I experienced myself frozen prices, censorship, dictatorship and so on in a capitalist economy; its not about the political ideology per se, but about the groups that are keen to do anything to keep their grip on power. And yes, frozen prices were terrible: when we had inflation, you had to go shopping the day you get payed, because the next day it would be devaluated; when prices were frozen, there was no inflation (no price change) but shelves were empty and corruption went rampant. When prices were unfrozen, it went bananas, like in the USSR. And in my country we are, even today, lagging WAY BEHIND some of the infrastructure and social benefits they had in those socialist countries.
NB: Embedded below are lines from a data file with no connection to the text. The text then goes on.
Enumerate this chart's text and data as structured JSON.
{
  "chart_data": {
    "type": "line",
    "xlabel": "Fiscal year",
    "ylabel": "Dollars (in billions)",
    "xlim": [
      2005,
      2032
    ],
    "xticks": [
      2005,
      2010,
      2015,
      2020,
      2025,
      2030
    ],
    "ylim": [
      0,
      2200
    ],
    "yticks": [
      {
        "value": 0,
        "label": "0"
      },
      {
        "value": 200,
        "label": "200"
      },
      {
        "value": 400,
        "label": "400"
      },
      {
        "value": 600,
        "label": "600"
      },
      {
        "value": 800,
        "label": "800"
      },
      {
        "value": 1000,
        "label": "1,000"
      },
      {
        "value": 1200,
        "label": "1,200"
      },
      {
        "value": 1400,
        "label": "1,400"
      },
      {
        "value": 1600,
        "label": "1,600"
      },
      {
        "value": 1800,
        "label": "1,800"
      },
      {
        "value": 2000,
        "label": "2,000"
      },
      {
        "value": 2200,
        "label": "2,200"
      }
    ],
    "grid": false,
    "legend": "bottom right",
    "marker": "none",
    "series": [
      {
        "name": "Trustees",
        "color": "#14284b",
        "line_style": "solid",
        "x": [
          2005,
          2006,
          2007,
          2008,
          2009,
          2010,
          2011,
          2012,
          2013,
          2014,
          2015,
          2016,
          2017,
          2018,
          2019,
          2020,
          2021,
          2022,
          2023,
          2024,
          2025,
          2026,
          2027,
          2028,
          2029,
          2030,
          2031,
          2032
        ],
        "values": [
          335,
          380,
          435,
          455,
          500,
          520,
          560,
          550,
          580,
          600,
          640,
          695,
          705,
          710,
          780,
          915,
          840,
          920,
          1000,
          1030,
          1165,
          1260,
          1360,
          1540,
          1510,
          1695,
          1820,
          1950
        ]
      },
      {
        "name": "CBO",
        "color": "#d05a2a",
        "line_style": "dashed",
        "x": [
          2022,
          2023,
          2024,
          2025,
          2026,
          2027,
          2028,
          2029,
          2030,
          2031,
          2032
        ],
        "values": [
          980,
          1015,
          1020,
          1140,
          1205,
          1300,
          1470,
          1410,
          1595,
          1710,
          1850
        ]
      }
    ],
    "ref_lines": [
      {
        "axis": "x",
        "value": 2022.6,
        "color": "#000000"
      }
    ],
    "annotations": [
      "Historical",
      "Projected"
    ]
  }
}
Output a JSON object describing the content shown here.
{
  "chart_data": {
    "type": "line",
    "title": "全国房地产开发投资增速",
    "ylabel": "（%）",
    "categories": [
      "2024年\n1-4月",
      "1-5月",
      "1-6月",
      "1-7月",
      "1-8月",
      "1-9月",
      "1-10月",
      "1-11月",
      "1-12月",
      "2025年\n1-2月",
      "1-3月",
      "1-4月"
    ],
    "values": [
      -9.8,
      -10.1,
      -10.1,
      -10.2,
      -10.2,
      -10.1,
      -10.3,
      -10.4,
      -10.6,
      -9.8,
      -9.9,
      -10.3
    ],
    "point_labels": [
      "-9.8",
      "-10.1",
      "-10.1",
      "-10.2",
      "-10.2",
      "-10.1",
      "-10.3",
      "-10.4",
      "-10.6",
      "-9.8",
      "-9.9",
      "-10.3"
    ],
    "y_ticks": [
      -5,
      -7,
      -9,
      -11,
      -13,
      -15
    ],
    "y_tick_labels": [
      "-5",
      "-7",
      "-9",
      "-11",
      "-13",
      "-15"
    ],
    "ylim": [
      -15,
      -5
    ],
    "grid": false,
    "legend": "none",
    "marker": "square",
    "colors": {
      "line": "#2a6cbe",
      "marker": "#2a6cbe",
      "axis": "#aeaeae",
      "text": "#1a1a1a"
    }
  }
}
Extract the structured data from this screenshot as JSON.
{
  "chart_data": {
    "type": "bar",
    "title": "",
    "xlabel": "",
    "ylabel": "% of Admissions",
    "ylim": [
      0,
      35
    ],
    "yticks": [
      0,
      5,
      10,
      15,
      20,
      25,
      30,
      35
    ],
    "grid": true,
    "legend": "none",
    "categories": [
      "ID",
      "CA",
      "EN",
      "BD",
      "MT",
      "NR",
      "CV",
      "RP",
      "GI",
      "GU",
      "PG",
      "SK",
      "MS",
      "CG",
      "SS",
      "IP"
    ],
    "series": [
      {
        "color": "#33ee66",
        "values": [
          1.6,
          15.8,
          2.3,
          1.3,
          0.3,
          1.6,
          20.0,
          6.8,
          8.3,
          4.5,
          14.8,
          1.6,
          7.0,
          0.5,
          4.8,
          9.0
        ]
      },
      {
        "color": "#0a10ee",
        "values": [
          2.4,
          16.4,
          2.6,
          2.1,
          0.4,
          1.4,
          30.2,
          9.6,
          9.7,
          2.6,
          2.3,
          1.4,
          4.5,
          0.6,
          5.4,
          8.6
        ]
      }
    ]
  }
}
About infrastructure, Soviets got it good into many planned cities, so things were on footreach. But their transportation for long distances and materials was really bad, as you mentioned with those articles. You're correct on that, soviets didn't have the money to afford infrastructure and transportation upgrades. That's why I'm always asking for a mechanic where we would get vehicles and building maintenance and decay, so expanding too fast would be a time bomb latter if you can't keep your buildings and vehicles well kept (also I would love to make the old tv sets be linked to fires, like in the real USSR).
I also agree this isn't exactly the place to this discussion and I think we got carried into that. I'm sorry if I was unpolite during any moment, but I didn't make the radical mentions you seemed to have read. I'm a political psychologist, actually, and we notice how the internet has this aspect of making some conversations spiral out of control. But please, also be polite when talking to people. I have nothing to do with an old model of Russian administration of communist economy; I wasn't even born by them. I just exposed my views on a subject to make a point about a possible funny game mechanic that involves it.
Again, I'm sorry if I offended you somehow. Hope you have a nice day and I offer you my sincere best wishes.
*edit: typo.
You and me both. I know the feeling. Whenever I think I've found an ideological home, I tend to get off-put by others in it. No need to apologize, and least of all to Ephemera. He has shown himself very much an anticommunist counterpart of the tankie he takes you for. I don't even bother replying to someone whose attitude is one of naive realism, of believing in simple cliched explanations and who'd condemn those who disagree as simply stupid or otherwise deficient, rather than acknowledge that reality is complicated. The classic "You're a hypocrite for being a communist on a computer that you have thanks to capitalism" is just the cherry on top.
It would bring a whole other level of economic dynamism to the game if the rigidity of the COMECON made it different from the West. I'm not sure how that could be implemented in a good way though.
If prices are fixed but quantities limited, what happens if you auto-buy a building but have already used up your annual quota of one of the resources needed to build it? Should there be a way to make use of comparative advantage and become a major exporter of some resource, by negotiating with the rest of the COMECON to find buyers for it, increasing your export quota but getting a lower unit cost (and if you do, isn't the outcome anyway the same as the current supply-and-demand driven prices?).